La taille du sapin, c'est un truc qui se refile en héritage de son vivant, de beau père en gendre depuis 3 générations. L'année de la transmission, c'est celle où, l'âge venant, la crainte du vertige et de la perte d'équilibre vous gagne.
Moi, pour ma première taille en 1991, les trois générations étaient encore là, chacune à sa place. Pépé Joseph dans son fauteuil, sortant sur le perron silencieusement à petits pas, confiant. Nous lui demandions son avis par gentillesse, il se contentait souvent de sourire en opinant de la casquette, pointant du bout de la canne un épi rebelle dans la coiffure du sapin, chevrotant parfois un "oooh, lààà !" à peine audible. La canne parlait à sa place. Pépé Joseph avait encore l'oeil expert du tailleur de pierre pour détecter un petit défaut de symétrie, mais aussi la modestie discrète, ou la lucidité résignée de l'âge pour n'en pas faire une affaire. Pierrot, mon beau père, a les missions essentielles d'assistant monteur-tourneur-stabilisateur d'échelle, de surveillant du cable électrique et de chef des travaux. De plus, il ramasse les rognures et donne son avis avec recul et expérience. Et moi, je suis tout en haut de l'échelle à 6 ou 7 mètres, un peu chez les passereaux, rêvant de vélo, dominant les alentours, le taille haie électrique à bout de bras, le nez chatouillé par les effluves d'en bas.

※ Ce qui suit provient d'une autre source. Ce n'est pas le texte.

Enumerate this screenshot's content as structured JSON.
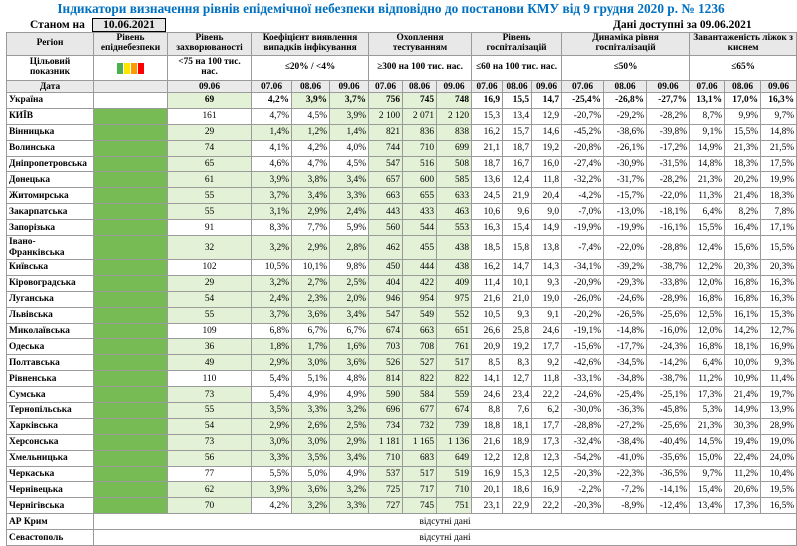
{
  "title": "Індикатори визначення рівнів епідемічної небезпеки відповідно до постанови КМУ від 9 грудня 2020 р. № 1236",
  "as_of_label": "Станом на",
  "as_of_date": "10.06.2021",
  "available_label": "Дані доступні за 09.06.2021",
  "headers": {
    "region": "Регіон",
    "level": "Рівень епіднебезпеки",
    "incidence": "Рівень захворюваності",
    "detection": "Коефіцієнт виявлення випадків інфікування",
    "testing": "Охоплення тестуванням",
    "hosp": "Рівень госпіталізацій",
    "dyn": "Динаміка рівня госпіталізацій",
    "beds": "Завантаженість ліжок з киснем"
  },
  "target": {
    "label": "Цільовий показник",
    "incidence": "<75 на 100 тис. нас.",
    "detection": "≤20% / <4%",
    "testing": "≥300 на 100 тис. нас.",
    "hosp": "≤60 на 100 тис. нас.",
    "dyn": "≤50%",
    "beds": "≤65%"
  },
  "level_colors": [
    "#4caf50",
    "#ffe600",
    "#ff9900",
    "#ff0000"
  ],
  "date_row": {
    "label": "Дата",
    "d1": "09.06",
    "d2": "07.06",
    "d3": "08.06",
    "d4": "09.06",
    "d5": "07.06",
    "d6": "08.06",
    "d7": "09.06",
    "d8": "07.06",
    "d9": "08.06",
    "d10": "09.06",
    "d11": "07.06",
    "d12": "08.06",
    "d13": "09.06",
    "d14": "07.06",
    "d15": "08.06",
    "d16": "09.06"
  },
  "rows": [
    {
      "name": "Україна",
      "inc": "69",
      "d": [
        "4,2%",
        "3,9%",
        "3,7%"
      ],
      "t": [
        "756",
        "745",
        "748"
      ],
      "h": [
        "16,9",
        "15,5",
        "14,7"
      ],
      "y": [
        "-25,4%",
        "-26,8%",
        "-27,7%"
      ],
      "b": [
        "13,1%",
        "17,0%",
        "16,3%"
      ],
      "inc_g": true,
      "d_g": [
        false,
        true,
        true
      ],
      "t_g": [
        true,
        true,
        true
      ],
      "ua": true
    },
    {
      "name": "КИЇВ",
      "inc": "161",
      "d": [
        "4,7%",
        "4,5%",
        "3,9%"
      ],
      "t": [
        "2 100",
        "2 071",
        "2 120"
      ],
      "h": [
        "15,3",
        "13,4",
        "12,9"
      ],
      "y": [
        "-20,7%",
        "-29,2%",
        "-28,2%"
      ],
      "b": [
        "8,7%",
        "9,9%",
        "9,7%"
      ],
      "inc_g": false,
      "d_g": [
        false,
        false,
        true
      ],
      "t_g": [
        true,
        true,
        true
      ]
    },
    {
      "name": "Вінницька",
      "inc": "29",
      "d": [
        "1,4%",
        "1,2%",
        "1,4%"
      ],
      "t": [
        "821",
        "836",
        "838"
      ],
      "h": [
        "16,2",
        "15,7",
        "14,6"
      ],
      "y": [
        "-45,2%",
        "-38,6%",
        "-39,8%"
      ],
      "b": [
        "9,1%",
        "15,5%",
        "14,8%"
      ],
      "inc_g": true,
      "d_g": [
        true,
        true,
        true
      ],
      "t_g": [
        true,
        true,
        true
      ]
    },
    {
      "name": "Волинська",
      "inc": "74",
      "d": [
        "4,1%",
        "4,2%",
        "4,0%"
      ],
      "t": [
        "744",
        "710",
        "699"
      ],
      "h": [
        "21,1",
        "18,7",
        "19,2"
      ],
      "y": [
        "-20,8%",
        "-26,1%",
        "-17,2%"
      ],
      "b": [
        "14,9%",
        "21,3%",
        "21,5%"
      ],
      "inc_g": true,
      "d_g": [
        false,
        false,
        false
      ],
      "t_g": [
        true,
        true,
        true
      ]
    },
    {
      "name": "Дніпропетровська",
      "inc": "65",
      "d": [
        "4,6%",
        "4,7%",
        "4,5%"
      ],
      "t": [
        "547",
        "516",
        "508"
      ],
      "h": [
        "18,7",
        "16,7",
        "16,0"
      ],
      "y": [
        "-27,4%",
        "-30,9%",
        "-31,5%"
      ],
      "b": [
        "14,8%",
        "18,3%",
        "17,5%"
      ],
      "inc_g": true,
      "d_g": [
        false,
        false,
        false
      ],
      "t_g": [
        true,
        true,
        true
      ]
    },
    {
      "name": "Донецька",
      "inc": "61",
      "d": [
        "3,9%",
        "3,8%",
        "3,4%"
      ],
      "t": [
        "657",
        "600",
        "585"
      ],
      "h": [
        "13,6",
        "12,4",
        "11,8"
      ],
      "y": [
        "-32,2%",
        "-31,7%",
        "-28,2%"
      ],
      "b": [
        "21,3%",
        "20,2%",
        "19,9%"
      ],
      "inc_g": true,
      "d_g": [
        true,
        true,
        true
      ],
      "t_g": [
        true,
        true,
        true
      ]
    },
    {
      "name": "Житомирська",
      "inc": "55",
      "d": [
        "3,7%",
        "3,4%",
        "3,3%"
      ],
      "t": [
        "663",
        "655",
        "633"
      ],
      "h": [
        "24,5",
        "21,9",
        "20,4"
      ],
      "y": [
        "-4,2%",
        "-15,7%",
        "-22,0%"
      ],
      "b": [
        "11,3%",
        "21,4%",
        "18,3%"
      ],
      "inc_g": true,
      "d_g": [
        true,
        true,
        true
      ],
      "t_g": [
        true,
        true,
        true
      ]
    },
    {
      "name": "Закарпатська",
      "inc": "55",
      "d": [
        "3,1%",
        "2,9%",
        "2,4%"
      ],
      "t": [
        "443",
        "433",
        "463"
      ],
      "h": [
        "10,6",
        "9,6",
        "9,0"
      ],
      "y": [
        "-7,0%",
        "-13,0%",
        "-18,1%"
      ],
      "b": [
        "6,4%",
        "8,2%",
        "7,8%"
      ],
      "inc_g": true,
      "d_g": [
        true,
        true,
        true
      ],
      "t_g": [
        true,
        true,
        true
      ]
    },
    {
      "name": "Запорізька",
      "inc": "91",
      "d": [
        "8,3%",
        "7,7%",
        "5,9%"
      ],
      "t": [
        "560",
        "544",
        "553"
      ],
      "h": [
        "16,3",
        "15,4",
        "14,9"
      ],
      "y": [
        "-19,9%",
        "-19,9%",
        "-16,1%"
      ],
      "b": [
        "15,5%",
        "16,4%",
        "17,1%"
      ],
      "inc_g": false,
      "d_g": [
        false,
        false,
        false
      ],
      "t_g": [
        true,
        true,
        true
      ]
    },
    {
      "name": "Івано-Франківська",
      "inc": "32",
      "d": [
        "3,2%",
        "2,9%",
        "2,8%"
      ],
      "t": [
        "462",
        "455",
        "438"
      ],
      "h": [
        "18,5",
        "15,8",
        "13,8"
      ],
      "y": [
        "-7,4%",
        "-22,0%",
        "-28,8%"
      ],
      "b": [
        "12,4%",
        "15,6%",
        "15,5%"
      ],
      "inc_g": true,
      "d_g": [
        true,
        true,
        true
      ],
      "t_g": [
        true,
        true,
        true
      ],
      "tall": true
    },
    {
      "name": "Київська",
      "inc": "102",
      "d": [
        "10,5%",
        "10,1%",
        "9,8%"
      ],
      "t": [
        "450",
        "444",
        "438"
      ],
      "h": [
        "16,2",
        "14,7",
        "14,3"
      ],
      "y": [
        "-34,1%",
        "-39,2%",
        "-38,7%"
      ],
      "b": [
        "12,2%",
        "20,3%",
        "20,3%"
      ],
      "inc_g": false,
      "d_g": [
        false,
        false,
        false
      ],
      "t_g": [
        true,
        true,
        true
      ]
    },
    {
      "name": "Кіровоградська",
      "inc": "29",
      "d": [
        "3,2%",
        "2,7%",
        "2,5%"
      ],
      "t": [
        "404",
        "422",
        "409"
      ],
      "h": [
        "11,4",
        "10,1",
        "9,3"
      ],
      "y": [
        "-20,9%",
        "-29,3%",
        "-33,8%"
      ],
      "b": [
        "12,0%",
        "16,8%",
        "16,3%"
      ],
      "inc_g": true,
      "d_g": [
        true,
        true,
        true
      ],
      "t_g": [
        true,
        true,
        true
      ]
    },
    {
      "name": "Луганська",
      "inc": "54",
      "d": [
        "2,4%",
        "2,3%",
        "2,0%"
      ],
      "t": [
        "946",
        "954",
        "975"
      ],
      "h": [
        "21,6",
        "21,0",
        "19,0"
      ],
      "y": [
        "-26,0%",
        "-24,6%",
        "-28,9%"
      ],
      "b": [
        "16,8%",
        "16,8%",
        "16,3%"
      ],
      "inc_g": true,
      "d_g": [
        true,
        true,
        true
      ],
      "t_g": [
        true,
        true,
        true
      ]
    },
    {
      "name": "Львівська",
      "inc": "55",
      "d": [
        "3,7%",
        "3,6%",
        "3,4%"
      ],
      "t": [
        "547",
        "549",
        "552"
      ],
      "h": [
        "10,5",
        "9,3",
        "9,1"
      ],
      "y": [
        "-20,2%",
        "-26,5%",
        "-25,6%"
      ],
      "b": [
        "12,5%",
        "16,1%",
        "15,3%"
      ],
      "inc_g": true,
      "d_g": [
        true,
        true,
        true
      ],
      "t_g": [
        true,
        true,
        true
      ]
    },
    {
      "name": "Миколаївська",
      "inc": "109",
      "d": [
        "6,8%",
        "6,7%",
        "6,7%"
      ],
      "t": [
        "674",
        "663",
        "651"
      ],
      "h": [
        "26,6",
        "25,8",
        "24,6"
      ],
      "y": [
        "-19,1%",
        "-14,8%",
        "-16,0%"
      ],
      "b": [
        "12,0%",
        "14,2%",
        "12,7%"
      ],
      "inc_g": false,
      "d_g": [
        false,
        false,
        false
      ],
      "t_g": [
        true,
        true,
        true
      ]
    },
    {
      "name": "Одеська",
      "inc": "36",
      "d": [
        "1,8%",
        "1,7%",
        "1,6%"
      ],
      "t": [
        "703",
        "708",
        "761"
      ],
      "h": [
        "20,9",
        "19,2",
        "17,7"
      ],
      "y": [
        "-15,6%",
        "-17,7%",
        "-24,3%"
      ],
      "b": [
        "16,8%",
        "18,1%",
        "16,9%"
      ],
      "inc_g": true,
      "d_g": [
        true,
        true,
        true
      ],
      "t_g": [
        true,
        true,
        true
      ]
    },
    {
      "name": "Полтавська",
      "inc": "49",
      "d": [
        "2,9%",
        "3,0%",
        "3,6%"
      ],
      "t": [
        "526",
        "527",
        "517"
      ],
      "h": [
        "8,5",
        "8,3",
        "9,2"
      ],
      "y": [
        "-42,6%",
        "-34,5%",
        "-14,2%"
      ],
      "b": [
        "6,4%",
        "10,0%",
        "9,3%"
      ],
      "inc_g": true,
      "d_g": [
        true,
        true,
        true
      ],
      "t_g": [
        true,
        true,
        true
      ]
    },
    {
      "name": "Рівненська",
      "inc": "110",
      "d": [
        "5,4%",
        "5,1%",
        "4,8%"
      ],
      "t": [
        "814",
        "822",
        "822"
      ],
      "h": [
        "14,1",
        "12,7",
        "11,8"
      ],
      "y": [
        "-33,1%",
        "-34,8%",
        "-38,7%"
      ],
      "b": [
        "11,2%",
        "10,9%",
        "11,4%"
      ],
      "inc_g": false,
      "d_g": [
        false,
        false,
        false
      ],
      "t_g": [
        true,
        true,
        true
      ]
    },
    {
      "name": "Сумська",
      "inc": "73",
      "d": [
        "5,4%",
        "4,9%",
        "4,9%"
      ],
      "t": [
        "590",
        "584",
        "559"
      ],
      "h": [
        "24,6",
        "23,4",
        "22,2"
      ],
      "y": [
        "-24,6%",
        "-25,4%",
        "-25,1%"
      ],
      "b": [
        "17,3%",
        "21,4%",
        "19,7%"
      ],
      "inc_g": true,
      "d_g": [
        false,
        false,
        false
      ],
      "t_g": [
        true,
        true,
        true
      ]
    },
    {
      "name": "Тернопільська",
      "inc": "55",
      "d": [
        "3,5%",
        "3,3%",
        "3,2%"
      ],
      "t": [
        "696",
        "677",
        "674"
      ],
      "h": [
        "8,8",
        "7,6",
        "6,2"
      ],
      "y": [
        "-30,0%",
        "-36,3%",
        "-45,8%"
      ],
      "b": [
        "5,3%",
        "14,9%",
        "13,9%"
      ],
      "inc_g": true,
      "d_g": [
        true,
        true,
        true
      ],
      "t_g": [
        true,
        true,
        true
      ]
    },
    {
      "name": "Харківська",
      "inc": "54",
      "d": [
        "2,9%",
        "2,6%",
        "2,5%"
      ],
      "t": [
        "734",
        "732",
        "739"
      ],
      "h": [
        "18,8",
        "18,1",
        "17,7"
      ],
      "y": [
        "-28,8%",
        "-27,2%",
        "-25,6%"
      ],
      "b": [
        "21,3%",
        "30,3%",
        "28,9%"
      ],
      "inc_g": true,
      "d_g": [
        true,
        true,
        true
      ],
      "t_g": [
        true,
        true,
        true
      ]
    },
    {
      "name": "Херсонська",
      "inc": "73",
      "d": [
        "3,0%",
        "3,0%",
        "2,9%"
      ],
      "t": [
        "1 181",
        "1 165",
        "1 136"
      ],
      "h": [
        "21,6",
        "18,9",
        "17,3"
      ],
      "y": [
        "-32,4%",
        "-38,4%",
        "-40,4%"
      ],
      "b": [
        "14,5%",
        "19,4%",
        "19,0%"
      ],
      "inc_g": true,
      "d_g": [
        true,
        true,
        true
      ],
      "t_g": [
        true,
        true,
        true
      ]
    },
    {
      "name": "Хмельницька",
      "inc": "56",
      "d": [
        "3,3%",
        "3,5%",
        "3,4%"
      ],
      "t": [
        "710",
        "683",
        "649"
      ],
      "h": [
        "12,2",
        "12,8",
        "12,3"
      ],
      "y": [
        "-54,2%",
        "-41,0%",
        "-35,6%"
      ],
      "b": [
        "15,0%",
        "22,4%",
        "24,0%"
      ],
      "inc_g": true,
      "d_g": [
        true,
        true,
        true
      ],
      "t_g": [
        true,
        true,
        true
      ]
    },
    {
      "name": "Черкаська",
      "inc": "77",
      "d": [
        "5,5%",
        "5,0%",
        "4,9%"
      ],
      "t": [
        "537",
        "517",
        "519"
      ],
      "h": [
        "16,9",
        "15,3",
        "12,5"
      ],
      "y": [
        "-20,3%",
        "-22,3%",
        "-36,5%"
      ],
      "b": [
        "9,7%",
        "11,2%",
        "10,4%"
      ],
      "inc_g": false,
      "d_g": [
        false,
        false,
        false
      ],
      "t_g": [
        true,
        true,
        true
      ]
    },
    {
      "name": "Чернівецька",
      "inc": "62",
      "d": [
        "3,9%",
        "3,6%",
        "3,2%"
      ],
      "t": [
        "725",
        "717",
        "710"
      ],
      "h": [
        "20,1",
        "18,6",
        "16,9"
      ],
      "y": [
        "-2,2%",
        "-7,2%",
        "-14,1%"
      ],
      "b": [
        "15,4%",
        "20,6%",
        "19,5%"
      ],
      "inc_g": true,
      "d_g": [
        true,
        true,
        true
      ],
      "t_g": [
        true,
        true,
        true
      ]
    },
    {
      "name": "Чернігівська",
      "inc": "70",
      "d": [
        "4,2%",
        "3,2%",
        "3,3%"
      ],
      "t": [
        "727",
        "745",
        "751"
      ],
      "h": [
        "23,1",
        "22,9",
        "22,2"
      ],
      "y": [
        "-20,3%",
        "-8,9%",
        "-12,4%"
      ],
      "b": [
        "13,4%",
        "17,3%",
        "16,5%"
      ],
      "inc_g": true,
      "d_g": [
        false,
        true,
        true
      ],
      "t_g": [
        true,
        true,
        true
      ]
    }
  ],
  "nodata": [
    {
      "name": "АР Крим",
      "text": "відсутні дані"
    },
    {
      "name": "Севастополь",
      "text": "відсутні дані"
    }
  ]
}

Dans une telle aventure familiale, la place des femmes est d'abord aux fourneaux. Les senteurs du rôti de veau de mémé Jeanne parviennent jusqu'au sommet du sapin. Elles s'enfuient même bien au-delà, ce qui fait dire au village : "Chez les DUFOUR, l'rôti est au four et l'gendre est dans l'sapin". Parfois l'une d'entre elles sort sur le perron et tente un avis, mais le maître..., le vrai, le seul..., il est perché, il fait ce qu'il veut..., il fait ce qu'il peut ! Quant aux enfants, ils s'écartent, jouent prudemment à distance, attendent le rôti et la "bonne marande"... c'est ce qu'on pense qu'ils font. A moins qu'ils ne profitent de l'attention générale à l'opération pour perpétrer quelque expérience ou menue sottise au loin ?

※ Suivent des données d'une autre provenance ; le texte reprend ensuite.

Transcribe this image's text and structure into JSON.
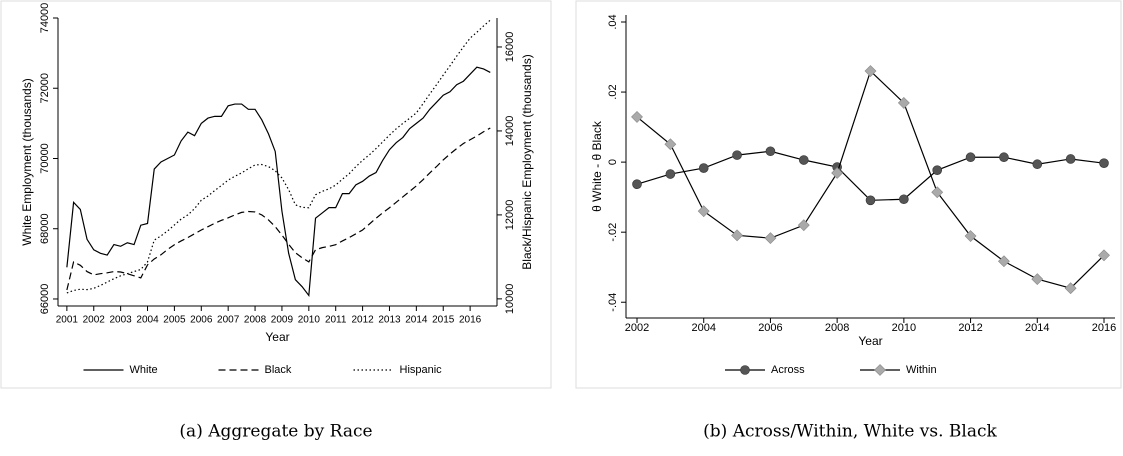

Pierrot, ou pépé Pierre selon qu'on lui est aîné ou cadet, je ne l'ai jamais vu au sommet de l'échelle. Il l'a fait c'est sûr, peut-être aidé de pépé Joseph. Mais il a aussi réussi à profiter de sa situation professionnelle de mécanicien auto aux PTT, et d'une bonne bouteille de MONTAGNY-LES-BUXY 1er cru, pour parfois détourner une petite heure de sa tournée de chantiers une nacelle des Télécoms ; ça, il ne faut pas le répéter. Et puis d'abord, sans doute en profitait-il pour prendre des nouvelles de la mécanique, redonner un tour de vis ou une goutte d'huile au camion-nacelle !
"L'sapin", il grossit et grandit et n'a pas droit à sa coupe chaque printemps, plutôt tous les deux ou trois ans. Ces dernières années je m'étais fait rare au PULEY (71), trop avide de bicyclette..., une excuse familiale encore recevable. N'y tenant plus, le pépé Pierre y est allé l'été dernier du taille haie, à bout de bras, sans déployer l'échelle. Le résultat, certes parfait en bas, est tout de même trop évocateur, trop suggestif dans l'ensemble. Il a fallu que nous redescendions ce lundi de Pâques du MONT-SAINT-VINCENT avec une petite équipe de cyclos au long cours pour que je constate cette silhouette équivoque !
Décidément je ne peux pas laisser ça comme ça, en l'état, au risque que "l'sapin des DUFOUR" ne devienne la risée de tout ce qui passe, roule, piétine ou crapahute devant lui. Quant à vouloir révolutionner l'art topiaire en y introduisant une dimension pornographique, involontaire précisons-le bien, très peu pour nous !
Et voilà l'travail ! Sorti du peigne-rasoir de son coiffeur habituel hier 13 avril 2010, le thuya a maintenant une belle silhouette de...
... suppositoire !
N'ayant que des descendants mâles, question gendre, ni moi, ni mon beau-frère ne pourrons transmettre ce savoir faire et cette mission technique de haut vol. Sauf à tenter de percher les belles-filles en haut de l'échelle, il faudra bien un jour revoir les règles de l'héritage !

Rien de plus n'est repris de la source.